La gestion rigoureuse, rationnelle et efficiente des biens mobiliers et immobiliers de l’Etat est absolument incompatible avec le gaspillage et l’excès constatés dans leur utilisation. Leur emploi judicieux et à juste raison, qui est une exigence majeure en la matière, participe à l’évidence à la bonne gouvernance et gestion des affaires publiques, et contribue efficacement comme facteur notoire incontestable de diminution du train de vie de l’Etat.

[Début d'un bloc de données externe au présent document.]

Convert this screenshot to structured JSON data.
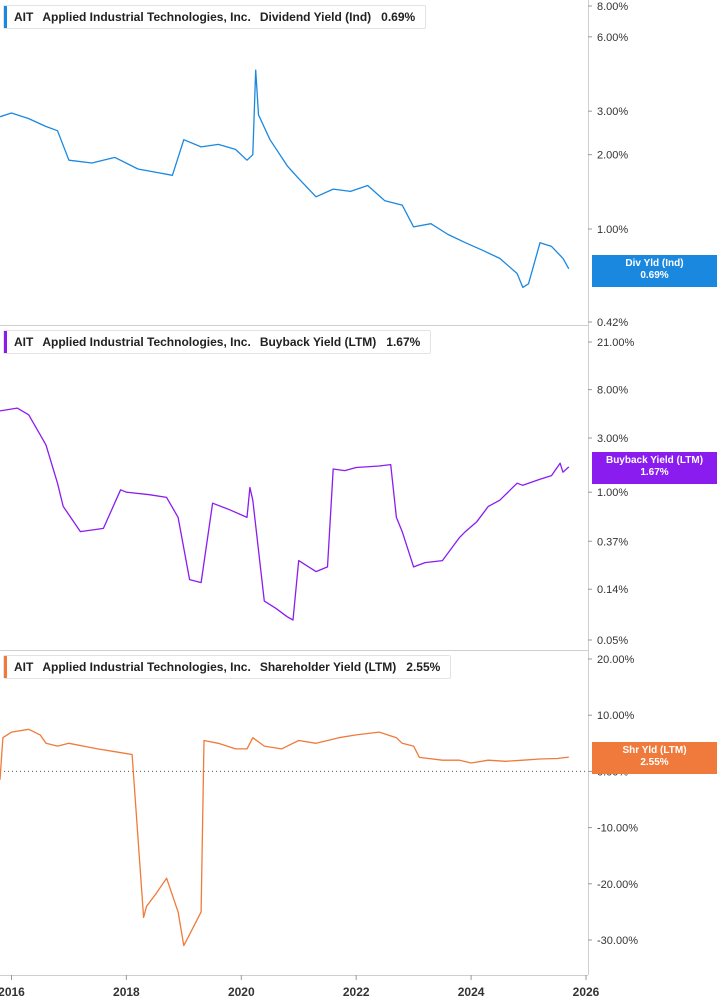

La gestion des biens mobiliers et immobiliers de l’Etat, est dans un laisser-aller anarchique et un laisser-faire indescriptible. Elle a cessé d’être depuis fort longtemps, entre des mains responsables, ou de relever de la responsabilité bien déterminée, d’hommes pleins d’éthique, qui ont le sens du devoir civique absolu de rendre compte périodiquement et en cas de besoin, de la gestion des biens sous leur contrôle. Le laxisme constaté dans la gestion rigoureuse des biens mobiliers et immobiliers de l’Etat, a commencé son déclin avec Abdou Diouf. La perte totale de tout contrôle dans la gestion des biens de l’Etat et l’absence de la tenue régulière d’une comptabilité matière précise et fiable, ainsi que l’affectation nominative localisable à tout instant des biens, à des services ou fonctionnaires identifiables, sont intervenues sous la gestion informelle de Abdoulaye Wade. Dans ce méli-mélo où l’on ne savait plus qui est qui et où se trouve quoi, Me Wade a basculé la gestion des biens de l’Etat dans une anarchie et confusion voulues à dessein, dans le but inavouable de pouvoir certainement les faire disparaitre un jour, du patrimoine de l’Etat.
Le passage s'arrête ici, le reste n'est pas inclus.